The following interview is an excerpt from Judy Kain’s book, I Booked It:
Judy: Tell me the ways actors blow a job.
Ross: Actors can shoot themselves in the foot for sure. They come in and talk too much. The kiss of death is to talk about how great the product is, like, “Oh, man, I really do drink Budweiser!”
Some of it comes down to the fact that the agency and the director are all going to be hanging out with you for 12 hours a day when you’re shooting. IF there are two choices and one of them is friendly and nice and then one of them is annoying (and they both can do the job), then definitely the friendly, nice one is going to get the job, because it comes down to who do I want to spend my day with.
So personality does come into play. You don’t want to overstep your bounds-you don’t know us that well, we are not your friends at that moment, you’re there in the audition room to do a good job, but that doesn’t mean you can’t be personal and get a laugh out of us, but read the room and act accordingly. Keep it professional.
Judy: When you’re looking at submissions, what stands out?
Ross: An actor should not pick their own picture! Your image of yourself is very different than the truth. The kiss of death is when an actor comes into my office. If I see your picture and I say, “Oh my god, this person is perfect,” I am going to give you one of these valuable 100 slots. Then you come in, and I am like, “Who is this person? This is not that person! This is not this person at all!” That stands out in my mind more than anything, because I have wasted time.
The headshot should be an accurate representation of not only what you look like, but of who you are!
The days of the big smiley commercial shots are gone. It shouldn’t feel like you’re trying too hard. Remember, too, that pictures can’t be too perfect-makeup too perfect, hair too perfect. It comes off overdone, as though you’re trying too hard. I much prefer natural. Your hair should be like it would be if you come in here.
The pictures are not for the agents. They are for us. For casting.
Judy: How can an actor improve his odds of getting chosen for a callback?

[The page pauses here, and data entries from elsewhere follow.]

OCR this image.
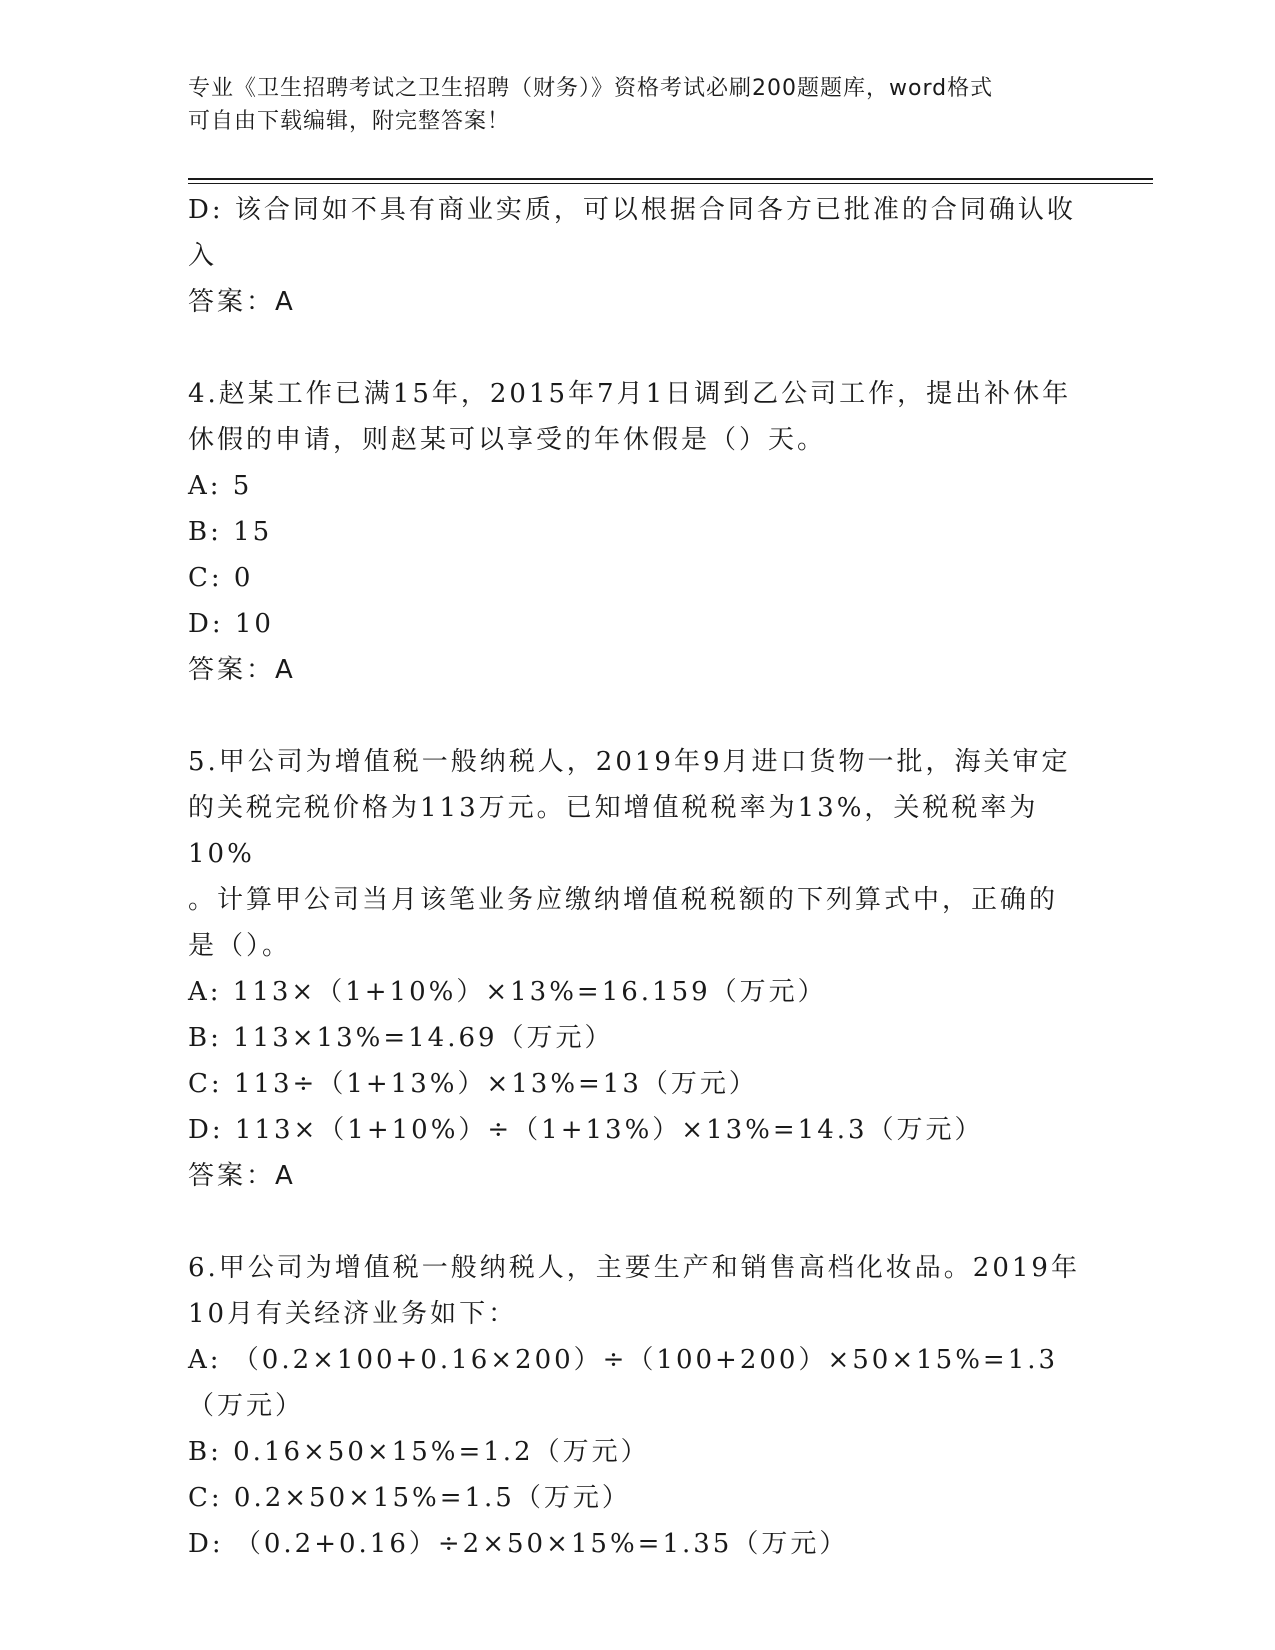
专业《卫生招聘考试之卫生招聘（财务）》资格考试必刷200题题库，word格式
可自由下载编辑，附完整答案！
D: 该合同如不具有商业实质，可以根据合同各方已批准的合同确认收
入
答案：A
4.赵某工作已满15年，2015年7月1日调到乙公司工作，提出补休年
休假的申请，则赵某可以享受的年休假是（）天。
A: 5
B: 15
C: 0
D: 10
答案：A
5.甲公司为增值税一般纳税人，2019年9月进口货物一批，海关审定
的关税完税价格为113万元。已知增值税税率为13%，关税税率为10%
。计算甲公司当月该笔业务应缴纳增值税税额的下列算式中，正确的
是（）。
A: 113×（1+10%）×13%=16.159（万元）
B: 113×13%=14.69（万元）
C: 113÷（1+13%）×13%=13（万元）
D: 113×（1+10%）÷（1+13%）×13%=14.3（万元）
答案：A
6.甲公司为增值税一般纳税人，主要生产和销售高档化妆品。2019年
10月有关经济业务如下：
A: （0.2×100+0.16×200）÷（100+200）×50×15%=1.3（万元）
B: 0.16×50×15%=1.2（万元）
C: 0.2×50×15%=1.5（万元）
D: （0.2+0.16）÷2×50×15%=1.35（万元）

Ross: Listen, it is really simple, to be dead honest. I like an actor to come in to the audition room prepared by reading the boards and everything we give you out in the lobby. I pride my office on being one that supplies information to actors. It doesn’t come off as a good audition if you don’t have the information. The way I continue to get more jobs is by doing a good job and sending that link out at night.
We need you guys as much as you need us, so I want to give you the best opportunity when you’re in there. Ultimately, that is what we are trying to do.
You actors put yourself on the line so much and it is such a vulnerable place to be. The easiest, safest thing to do to protect yourself is to talk to your friends while you’re in the lobby, and come into the room and do a good job, not a great job, not a bad job-it’s fine. Then when you don’t get the job, you say, “You know, I really wasn’t prepared. If I really prepared, then I would have gotten the job.” But it’s scary then; what if you are prepared and you don’t get the job?”
Listen to the people we have in the lobby and the people who run the session; we have access to the director and the client and talk to them, and we know, hopefully, what they are looking for. We are going to give you that information as best we can.
It is not that we want a homogeneous tape; we want you to bring your own vibe or your own unique thing to it. When we talk to you, it’s like, “Here are the parameters of what we are looking for, so within those parameters of what we are looking for, so within those parameters, give us something, but we need you to hit these three beats because we know they want that.”
I remember doing an improv scene when I was an actor. It was a party scene; everyone was trying so hard to get noticed, to be seen, thinking here is my opportunity to act, and we were all being loud. And then there was a guy standing against the wall eating chips-he was the person that stood out the most because he wasn’t fighting for the attention.
A lot of times in commercials we want you to do less-down, down, down, less, less. Actors come in here, it is their audition for the week, and they’re thinking, “Here is my opportunity to act!” We want them to do a deadpan look, a frozen moment, and they say, “Okay, got it,” but they are not listening to the direction.
About Ross Lacy: Ross Lacy is a casting director in Los Angeles. His company, Ross Lacy Casting, has cast over 3000 commercials. They provide personalized feedback to actors on their final takes in Judy Kain’s Advanced Callback Class.